Время молчать и время говорить | страница 28
– Револьвер, два кинжала, елки зеленые, – бросил "Подушка", закрывая за собой дверь камеры. На нас подозрения не было, ибо весь это клад был завернут в старую газету 1969 года. Около года пролежал сей "взрывоопасный" пакет, несмотря на десятки шмонов. Урки – большие мастера своего дела.
* * *
Мы сидели на койках и болтали ногами. Настроение неплохое.
– Давай, Гилельчик, изобразим, – предлагает Израиль Натанович.
– Давай. Тема?
– Об оптимизме.
– Хорошо. Проси чернила.
Израиль Натанович подходит к двери и нажимает на кнопку. Мы слышим, как с мягким звуком выпадает флажок по другую сторону от двери. Открывается кормушка.
– Чего хотели?
– Начальник, чернила и бумагу для заявления, пожалуйста. – Для Израиля Натановича солгать, как два пальца облизать.
– Сейчас выясню.
Мы получаем деревянную ручку с настоящим сменным пером и чернильницу-непроливайку, в которой булькают чернила. С момента появления вечных ручек мне не приходилось встречаться с этим инвентарем.

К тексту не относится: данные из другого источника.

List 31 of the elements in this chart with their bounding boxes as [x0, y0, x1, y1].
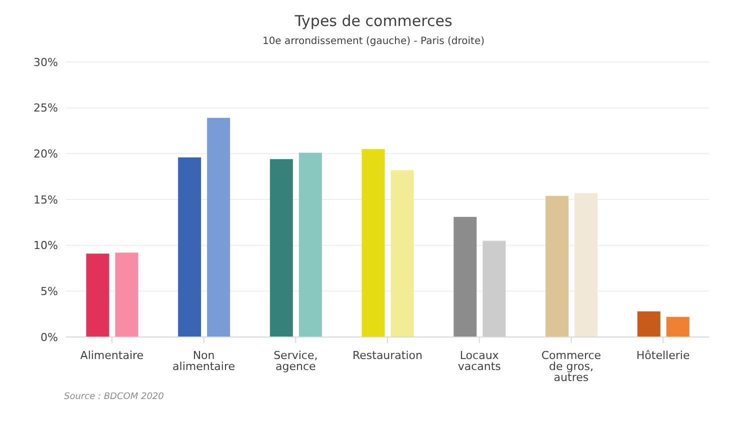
x-tick-label: Restauration	[352, 348, 423, 362]
x-tick-label: Service, agence	[274, 348, 318, 373]
chart-title: Types de commerces	[294, 12, 454, 30]
bar	[666, 316, 690, 337]
bar	[178, 157, 202, 337]
source-note: Source : BDCOM 2020	[64, 392, 164, 402]
bar	[86, 254, 110, 337]
bar	[482, 240, 506, 337]
bar	[207, 118, 230, 337]
y-tick-label: 10%	[34, 239, 58, 252]
bar	[298, 152, 322, 337]
x-tick-label: Commerce de gros, autres	[541, 348, 602, 384]
x-tick-label: Non alimentaire	[172, 348, 236, 373]
bar	[362, 149, 385, 337]
bar	[637, 311, 660, 337]
bar	[270, 159, 293, 337]
chart-subtitle: 10e arrondissement (gauche) - Paris (droite)	[261, 36, 486, 47]
y-tick-label: 0%	[40, 330, 58, 344]
bar	[545, 196, 568, 337]
y-tick-label: 5%	[40, 285, 58, 298]
y-tick-label: 30%	[34, 56, 58, 69]
bar	[115, 252, 138, 337]
y-tick-label: 20%	[34, 148, 58, 161]
x-tick-label: Alimentaire	[80, 348, 144, 362]
bar	[454, 216, 477, 337]
bar	[390, 170, 414, 337]
x-tick-label: Locaux vacants	[458, 348, 502, 373]
bar	[574, 193, 598, 337]
y-tick-label: 25%	[34, 102, 58, 115]
x-tick-label: Hôtellerie	[636, 348, 690, 362]
y-tick-label: 15%	[34, 193, 58, 206]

– Ну, кто начинает? – спрашивает Израиль Натанович.
– Давай, ты.
Он садится к тумбочке, макает перо в чернила, задумывается, потом начинает скрипеть. Написав четверостишие, уступает место мне. Трижды меняю я его возле тумбочки, и в конце концов уродец родился:
Сильный волей, духом непреклонный,
Ты помогаешь мне в беде,
Оптимизм ты мой неугомонный,
Это я решил писать тебе!
Вся в камнях и рытвинах дорога,
Путник горемычный одинок,
Не дойти до отчего порога,
Если он не видит огонек.
Огонек мерцает сквозь туманы,
Сквозь пургу и тягостную ночь,
Верен я мечтам и без обмана
Я гоню упадка мысли прочь.
Если я присяду на мгновенье,
Если я прилягу хоть на час,
Огонек останется виденьем,
Миражом в пути уставших глаз.
И тобой тогда вооружившись,
Собирая все в один комок,
Прочь гоню я мысли, что кружились,
Надежды отгоняя огонек.
Я встаю, беру мешок заплечный
И опять шагаю понемногу,
Оптимизм, ты – двигатель мой вечный.
Кто идет – осилит тот дорогу.
Я заканчиваю последнее четверостишие, а нетерпеливый Израиль Натанович уже заглядывает через плечо. Он крякает от удовольствия и хлопает меня по плечу.
– Хорошо получилось, Гилельчик, убей меня Бог на этом месте, если нет…
Да, эстафета между куплетами получилась, а вообще-то, это типичный пример того, как не надо писать стихи. Счастье еще, что первое, третье и пятое четверостишия – не мои, меня подташнивает от их пафоса.
А последняя строчка, кажется, ничего. К месту. На нашу дорогу, полную камней и рытвин, мы вышли 5 ноября 1966 года. И мы должны ее осилить, даже если нам приходится идти сидя.